Even after lawmakers approved a regulatory framework for stablecoins, their interest in laws overseeing cryptocurrencies has not ebbed.
Months after the signing of the Genius Act in July, which set ground rules for issuance and use of stablecoins, lawmakers are considering the Clarity Act, which sets market structure for digital assets.
The Guiding and Establishing National Innovation for U.S. Stablecoins (Genius) Act “makes stablecoins an approved payment mechanism in the U.S.," said Roy Ben-Hur, digital assets financial services leader for Deloitte.
However, the Digital Asset Market Clarity Act — or simply just Clarity Act — “draws some lines on when a token is treated like a security and when it becomes a digital commodity," said Deborah Kovsky-Apap, a partner at the law firm Troutman Pepper Locke. "The law is more focused on a division of jurisdiction between the [Securities and Exchange Commission] and the [Commodity Futures Trading Commission].”
Stablecoins are cryptocurrencies tied to the value of a fiat currency, such as the dollar, which theoretically makes them more stable in value compared to volatile digital assets such as Bitcoin.
The Clarity Act was approved by the U.S House of Representatives in July and is currently being debated by two U.S. Senate committees.
The House and Senate versions of the bill are different, Ben-Hur stressed, but both require anyone trading digital currencies to follow the same disclosure and registration requirements as those trading other assets and commodities.
“If it falls under SEC, that it will be classified as investment contract asset and subject to all SEC jurisdictions," he said.
While the Genius Act is specific to stablecoins, the Clarity Act deals with all manner of digital assets and tokens, including cryptocurrencies like Bitcoin and stablecoins, Ben-Hur said.

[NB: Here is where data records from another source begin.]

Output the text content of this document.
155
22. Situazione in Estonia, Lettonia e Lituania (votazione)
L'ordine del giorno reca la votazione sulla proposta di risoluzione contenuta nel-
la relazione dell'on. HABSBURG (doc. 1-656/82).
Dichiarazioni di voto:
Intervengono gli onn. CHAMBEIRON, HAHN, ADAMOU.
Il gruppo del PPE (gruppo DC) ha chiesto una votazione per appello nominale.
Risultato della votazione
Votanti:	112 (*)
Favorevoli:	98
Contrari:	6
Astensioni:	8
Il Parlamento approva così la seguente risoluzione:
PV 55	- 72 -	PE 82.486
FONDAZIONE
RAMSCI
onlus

How will regulators decide which digital currencies are to be regulated by the Commodity Futures Trading Commission and which are assets that will be regulated by the Securities and Exchange Commission?
“It’s complicated," said Alejandro Latorre, a principal for the consulting and accounting firm Ernst and Young's risk management advisory practice.
In short, a series of tests will determine which bucket a digital asset falls into, he said.
Those tests can be head-spinningly complex, but put simply, if a digital currency is specifically tied to the value of a company, it's an asset under the purview of the SEC, Kovsky-Apap said.
But cryptocurrencies and other digital tokens that are openly traded in marketplaces and are not tied to a specific company are more likely to be classified as commodities, she said.
And a specific cryptocurrency or stablecoin won't necessarily remain under the same category throughout its lifetime, Kovsky-Apap stressed.
A digital asset tied to the value of a specific company can become a commodity if it becomes available in a marketplace accessible to the general public, she said.
With the Clarity Act, lawmakers are trying to find a regulatory "Goldilocks zone," said Patrick Witt, who is the executive director of the President's Council of Advisors for Digital Assets.
Regulations should be stringent enough “to allow market participants to have the clarity that they need to participate in the space, but not so much that it becomes overly burdensome," he said in a March 2 panel at the Economic Club of New York.
However, it's not clear if the Clarity Act will become law.
The legislation is caught in a battle between cryptocurrency advocates and banks who disagree over whether digital currencies should yield a return similar to assets such as treasury bonds.
The Genius Act specifically bars yields on stablecoins, but the law included loopholes that could allow stablecoin yields that the House version of the Clarity Act seeks to close, Kovsky-Apap said. Banks want that language included in the final version, while crypto supporters want it removed.
In a social media post, President Donald Trump gave the two sides until March 1 to come to an agreement, but that deadline came and went with no compromise, putting the bill’s passage in doubt.